- Born: November 1, 1940 (age 85) Princeton, New Jersey, U.S.
- Education: Princeton University (BA)
- Occupation: Treasurer for the Committee to Re-elect the President (CRP)
- Spouse: Deborah Murray ​(m. 1971)​

= Hugh W. Sloan Jr. =

American political advisor

Hugh W. Sloan Jr. (born November 1, 1940) is a Republican former treasurer of the Committee to Re-elect the President, Richard Nixon's 1972 campaign committee. Previously, he was an aide to White House Chief of Staff H.R. Haldeman.

He resigned from the Committee to Re-elect over ethics concerns related to actions behind the Watergate scandal. Bob Woodward and Carl Bernstein, in their book All the President's Men, portrayed Sloan as one of the few honest men they interviewed.

==Life and career==

Sloan was born in Princeton, New Jersey, United States. He attended Hotchkiss and spent his last year of preparatory school at the Aldenham School in Elstree, Hertfordshire, England. He graduated with a B.A. (Honors) from Princeton University in 1963, and then served in the U.S. Navy until 1965.

In 1965, he worked as a fundraiser for the Republican Congressional Campaign Committee, then for the Republican National Finance Committee until 1968.

In 1968, Sloan served as assistant finance director on the Nixon–Agnew Finance Committee, then after the election, served as a personal aide to Nixon on the Presidential Transition Committee until early 1969, when he joined the White House Staff as an assistant to Dwight Chapin on January 20. Under the direction of Chapin, Sloan supervised the mail operation in the appointments office, which included handling all invitations to the president. He was also responsible for staffing and planning White House social functions until early March 1971.

That same year he married Deborah Murray and served as a finance/campaign expert for what was originally the Citizens Committee to Re-Elect the President, then headed by acting director Jeb Magruder, (who became deputy campaign director when John Mitchell resigned from the Justice Department to take up his political duties full-time in 1972). The organization was renamed the Committee for Re-Election of the President (CRP), with Sloan as its treasurer.

Bob Woodward and Carl Bernstein said that Mark Felt told them that Sloan knew nothing about the Watergate burglary or how the money he disbursed was actually used. Sloan resigned when he found out what the White House Plumbers were up to and became a source for Woodward and Bernstein. Sloan was not identified by name in their Washington Post stories about the Watergate scandal, but was in their book about their reporting of it, All the President's Men, in which he was portrayed as one of the few honest men they interviewed.

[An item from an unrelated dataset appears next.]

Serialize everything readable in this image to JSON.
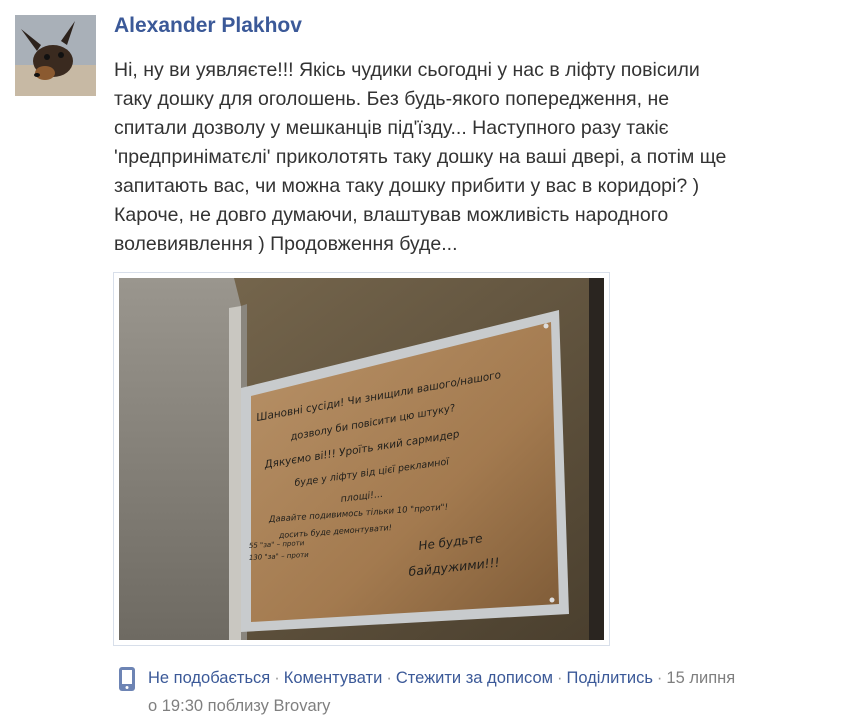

Sloan subsequently became a trustee of Princeton University. Since 1985, he has been a director of the Manulife Financial Corporation, a Canadian-based financial services group. From 1998 to 2008, he was deputy chairman of Woodbridge Foam, a supplier of urethane technologies to the automotive industry. Sloan is also a director of Wescast Industries, an automotive supplier whose stock trades on the Toronto Stock Exchange.

==Portrayal in film==
Stephen Collins portrayed Sloan in Alan J. Pakula's 1976 film All the President's Men.